Aberrant immune activation mediated by T effector cell populations is pivotal in the onset of autoimmunity in type 1 diabetes (T1D). T follicular helper (TFH) cells are essential in the induction of high-affinity antibodies, and their precursor memory compartment circulates in the blood. The role of TFH precursors in the onset of islet autoimmunity and signaling pathways regulating their differentiation is incompletely understood. Here, we provide direct evidence that during onset of islet autoimmunity, the insulin-specific target T-cell population is enriched with a C-X-C chemokine receptor type 5 (CXCR5)CD4 TFH precursor phenotype. During onset of islet autoimmunity, the frequency of TFH precursors was controlled by high expression of microRNA92a (miRNA92a). miRNA92a-mediated TFH precursor induction was regulated by phosphatase and tension homolog (PTEN) - phosphoinositol-3-kinase (PI3K) signaling involving PTEN and forkhead box protein O1 (Foxo1), supporting autoantibody generation and triggering the onset of islet autoimmunity. Moreover, we identify Krueppel-like factor 2 (KLF2) as a target of miRNA92a in regulating human TFH precursor induction. Importantly, a miRNA92a antagomir completely blocked induction of human TFH precursors in vitro. More importantly, in vivo application of a miRNA92a antagomir to nonobese diabetic (NOD) mice with ongoing islet autoimmunity resulted in a significant reduction of TFH precursors in peripheral blood and pancreatic lymph nodes. Moreover, miRNA92a antagomir application reduced immune infiltration and activation in pancreata of NOD mice as well as humanized NOD Scid IL2 receptor gamma chain knockout (NSG) human leucocyte antigen (HLA)-DQ8 transgenic animals. We therefore propose that miRNA92a and the PTEN-PI3K-KLF2 signaling network could function as targets for innovative precision medicines to reduce T1D islet autoimmunity.

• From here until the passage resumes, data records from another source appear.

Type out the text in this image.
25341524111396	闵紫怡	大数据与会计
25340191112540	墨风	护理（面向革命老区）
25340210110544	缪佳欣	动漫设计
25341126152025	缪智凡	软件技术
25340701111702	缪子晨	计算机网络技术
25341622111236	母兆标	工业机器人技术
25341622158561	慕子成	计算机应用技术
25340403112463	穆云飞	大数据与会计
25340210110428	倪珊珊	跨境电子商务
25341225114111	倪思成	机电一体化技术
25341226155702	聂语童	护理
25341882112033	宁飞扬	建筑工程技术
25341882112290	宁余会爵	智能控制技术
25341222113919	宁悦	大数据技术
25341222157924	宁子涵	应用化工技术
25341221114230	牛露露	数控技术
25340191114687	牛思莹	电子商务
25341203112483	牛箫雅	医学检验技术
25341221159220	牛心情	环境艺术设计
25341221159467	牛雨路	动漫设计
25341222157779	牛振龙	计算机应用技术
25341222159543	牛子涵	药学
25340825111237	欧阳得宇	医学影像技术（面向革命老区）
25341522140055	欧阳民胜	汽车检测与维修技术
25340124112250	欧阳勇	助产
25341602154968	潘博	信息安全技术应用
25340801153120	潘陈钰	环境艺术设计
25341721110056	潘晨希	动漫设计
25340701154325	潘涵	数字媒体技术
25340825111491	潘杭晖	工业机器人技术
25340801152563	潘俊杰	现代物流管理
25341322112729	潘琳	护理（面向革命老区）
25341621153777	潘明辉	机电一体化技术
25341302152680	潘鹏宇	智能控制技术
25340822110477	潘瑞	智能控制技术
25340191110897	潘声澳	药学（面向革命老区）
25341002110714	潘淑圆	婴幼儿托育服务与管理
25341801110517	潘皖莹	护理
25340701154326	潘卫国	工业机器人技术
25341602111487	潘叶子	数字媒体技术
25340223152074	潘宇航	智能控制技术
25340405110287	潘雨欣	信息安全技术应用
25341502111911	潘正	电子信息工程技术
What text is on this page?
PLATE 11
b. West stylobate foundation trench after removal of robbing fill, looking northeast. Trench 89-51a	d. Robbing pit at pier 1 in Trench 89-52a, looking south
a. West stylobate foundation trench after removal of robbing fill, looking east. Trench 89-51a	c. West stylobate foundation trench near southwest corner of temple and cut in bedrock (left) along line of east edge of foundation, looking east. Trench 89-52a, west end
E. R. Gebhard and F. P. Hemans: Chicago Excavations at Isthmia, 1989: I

由效应T细胞群体介导的异常免疫激活在1型糖尿病(T1D)自身免疫的发病机制中起关键作用。滤泡辅助性T(TFH)细胞在诱导高亲和力抗体方面至关重要,其前体记忆区在血液中循环。TFH前体在胰岛自身免疫发病机制中的作用以及调节其分化的信号通路尚未完全明确。在此,我们提供直接证据表明,在胰岛自身免疫发病过程中,胰岛素特异性靶向T细胞群体富含C-X-C趋化因子受体5(CXCR5)+CD4+ TFH前体表型。在胰岛自身免疫发病过程中,TFH前体的频率受微小RNA92a(miRNA92a)高表达的控制。miRNA92a介导的TFH前体诱导受磷酸酶和张力蛋白同源物(PTEN)-磷脂酰肌醇-3-激酶(PI3K)信号通路调控,该信号通路涉及PTEN和叉头框蛋白O1(Foxo1),支持自身抗体产生并引发胰岛自身免疫的发病。此外,我们确定Krüppel样因子2(KLF2)是miRNA92a在调节人TFH前体诱导中的一个靶点。重要的是,miRNA92a拮抗剂在体外完全阻断了人TFH前体的诱导。更重要的是,将miRNA92a拮抗剂体内应用于正在发生胰岛自身免疫的非肥胖糖尿病(NOD)小鼠,导致外周血和胰腺淋巴结中TFH前体显著减少。此外,应用miRNA92a拮抗剂可减少NOD小鼠以及人源化NOD Scid白细胞介素2受体γ链敲除(NSG)人白细胞抗原(HLA)-DQ8转基因动物胰腺中的免疫浸润和激活。因此,我们提出miRNA92a和PTEN-PI3K-KLF2信号网络可作为创新精准药物的靶点,以减少T1D胰岛自身免疫。